As markets await the outcome of today’s U.S. presidential election, experts say there are a number of different strategies investors are using to hedge against uncertainty as the race remains too close to call.
“Stop me if you’ve heard this before, but this is the most consequential election of our lifetime, and the two candidates are completely diametrically opposed,” Dennis Mitchell, CEO and chief investment officer at Starlight Capital, told BNN Bloomberg in a Monday interview.
Mitchell said that former president Donald Trump’s promised cuts to the federal corporate tax rate are broadly viewed as positive for U.S. equities, though Trump’s proposed tariff policies risk a ramp-up in inflation, which would cut into business profits.
Meanwhile, Democratic nominee Vice President Kamala Harris has signalled that her administration would raise the corporate tax rate, Mitchell noted, but despite the negative impact a tax hike could have on corporate profits, her plan is less inflationary in the longer term, he said.
As investors weigh the affects each candidate’s proposed policies would have on equity markets, many have opted to wait until the outcome of the election is decided before making any major moves, says David Dietze, managing principal and senior investment strategist at Peapack Private Wealth Management.
“There’s a group of investors who just want to move to the sidelines ahead of this election… and just want to be out of the market,” he told BNN Bloomberg in a Monday interview.

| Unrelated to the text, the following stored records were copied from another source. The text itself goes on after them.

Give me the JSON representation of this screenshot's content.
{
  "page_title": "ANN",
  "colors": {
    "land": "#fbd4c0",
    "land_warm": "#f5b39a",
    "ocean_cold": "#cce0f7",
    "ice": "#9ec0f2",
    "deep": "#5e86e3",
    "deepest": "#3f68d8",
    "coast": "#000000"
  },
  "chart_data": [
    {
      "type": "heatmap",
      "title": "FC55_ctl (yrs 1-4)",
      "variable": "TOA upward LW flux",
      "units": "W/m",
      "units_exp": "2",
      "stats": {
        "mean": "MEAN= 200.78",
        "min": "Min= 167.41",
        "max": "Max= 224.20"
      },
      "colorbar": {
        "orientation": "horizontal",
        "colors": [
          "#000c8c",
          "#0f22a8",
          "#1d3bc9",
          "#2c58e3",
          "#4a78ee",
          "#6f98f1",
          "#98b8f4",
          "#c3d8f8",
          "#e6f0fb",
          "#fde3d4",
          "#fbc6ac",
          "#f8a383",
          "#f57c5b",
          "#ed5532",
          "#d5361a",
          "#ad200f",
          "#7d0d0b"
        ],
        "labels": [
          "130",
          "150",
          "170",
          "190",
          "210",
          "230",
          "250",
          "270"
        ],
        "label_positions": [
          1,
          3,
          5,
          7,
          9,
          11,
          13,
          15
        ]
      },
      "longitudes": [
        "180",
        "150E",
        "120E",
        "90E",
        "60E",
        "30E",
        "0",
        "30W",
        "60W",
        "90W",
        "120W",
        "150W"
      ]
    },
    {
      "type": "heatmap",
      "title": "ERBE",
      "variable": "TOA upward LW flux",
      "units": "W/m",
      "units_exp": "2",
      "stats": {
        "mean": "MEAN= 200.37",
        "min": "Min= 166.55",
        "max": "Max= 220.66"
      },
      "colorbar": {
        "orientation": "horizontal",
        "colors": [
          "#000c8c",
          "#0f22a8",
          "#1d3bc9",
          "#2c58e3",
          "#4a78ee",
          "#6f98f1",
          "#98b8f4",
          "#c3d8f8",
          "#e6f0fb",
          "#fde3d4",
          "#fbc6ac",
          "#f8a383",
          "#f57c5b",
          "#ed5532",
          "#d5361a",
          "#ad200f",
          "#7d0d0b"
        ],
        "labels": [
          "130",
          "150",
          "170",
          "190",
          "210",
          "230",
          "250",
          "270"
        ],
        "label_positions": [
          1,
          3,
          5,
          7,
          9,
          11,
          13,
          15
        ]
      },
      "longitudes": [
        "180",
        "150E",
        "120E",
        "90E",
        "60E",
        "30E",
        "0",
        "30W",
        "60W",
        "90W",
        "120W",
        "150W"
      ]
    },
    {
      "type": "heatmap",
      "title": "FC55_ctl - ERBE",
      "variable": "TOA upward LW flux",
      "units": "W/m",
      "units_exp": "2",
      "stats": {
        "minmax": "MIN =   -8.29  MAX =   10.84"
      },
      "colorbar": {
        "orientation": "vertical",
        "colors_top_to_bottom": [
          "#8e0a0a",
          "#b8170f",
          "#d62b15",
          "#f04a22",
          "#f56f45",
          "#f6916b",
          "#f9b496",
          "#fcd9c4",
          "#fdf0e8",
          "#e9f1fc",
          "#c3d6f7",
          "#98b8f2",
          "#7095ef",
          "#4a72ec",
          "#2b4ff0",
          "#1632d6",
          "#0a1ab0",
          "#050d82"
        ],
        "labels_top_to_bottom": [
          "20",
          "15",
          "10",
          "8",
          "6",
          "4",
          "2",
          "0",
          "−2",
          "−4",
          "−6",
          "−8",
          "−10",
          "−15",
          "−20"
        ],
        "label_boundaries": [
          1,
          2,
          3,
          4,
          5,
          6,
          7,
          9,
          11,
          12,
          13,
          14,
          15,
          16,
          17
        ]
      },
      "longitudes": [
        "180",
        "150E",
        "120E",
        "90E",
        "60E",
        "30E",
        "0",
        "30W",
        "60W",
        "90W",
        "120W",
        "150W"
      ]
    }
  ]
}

Dietze noted that Berkshire Hathaway Inc. chairman Warren Buffett, “arguably the most famous (and) successful investor on the planet,” has recently sold off large amounts of stock in U.S. large caps such as Apple and Bank of America.
But Tim Urbanowicz, head of research and investment strategy at Innovator Capital Management, told BNN Bloomberg in a Monday interview that despite lingering uncertainty, stocks have continued their bull run in recent weeks, suggesting that on the whole, investor confidence remains high.
“What you typically see in an election cycle is that leading up to election day, you tend to see equities selling off and volatility increasing… but this cycle has really kind of broken that trend,” he said.
“I think one of the big reasons why that is the case is that investors have decent clarity on a number of the issues that they see as pain points.”
Urbanowicz said that betting markets are placing the odds of a Democratic sweep in Congress and the White House – the election outcome that would hit U.S. stocks hardest, in his view – at less than 15 per cent.
“If you look at that in the context of the potential for corporate tax rates moving higher, changes to capital gains tax rates, things that investors don’t necessarily like, they see very low odds of that happening, which is why I think we’ve seen volatility suppressed,” he explained.
‘Winners and losers’
Urbanowicz said that no matter what happens in the U.S. Senate and House of Representatives following today’s vote, “there will be winners and losers” in the market depending on if Trump or Harris is elected.
Michael Currie, senior investment adviser at TD Wealth, told The Canadian Press last week that “depending what sector, what area you’re in, you’re going to have a favourite.”
While a Harris victory would likely provide a lift for renewable energy stocks, the oil and gas industry would fare better under a Trump administration, Brianne Gardner, senior wealth manager of Velocity Investment Partners at Raymond James, told The Canadian Press.
Urbanowicz added that investors trying to get ahead of the market and predict the election winner before all ballots are counted will have a hard time parsing through polling data and betting market odds, which don’t always align.
“I do think there is a slight bias more toward the conservative end with those markets… and you’re getting mixed messages, like if you look at the poll from Iowa over the weekend, it’s telling a much different story than what the betting markets are pricing in,” he said.
“So, overall, I think it’s going to be neck-and-neck, it’s going to be very close, and I would anticipate volatility kicking up in light of that race tightening.”
Markets will ‘ignore the noise’
Following the last U.S. presidential election in 2020, Joe Biden was not declared the winner until days after election day, causing prolonged uncertainty and volatility as Trump voiced his intention to challenge the outcome of the vote.
Mitchell said that if a similar scenario plays out this week, it won’t impact markets to the same degree.
“Markets are going to ignore all of the noise that the Republicans put out there, especially since Trump isn’t the sitting president. It was different four years ago when he had the ability to confound the process and the turnover,” he said.
“Let’s not forget that Trump went zero for 62 in his legal challenges, so markets will ignore all of that. What they will focus on is who is actually going to win.”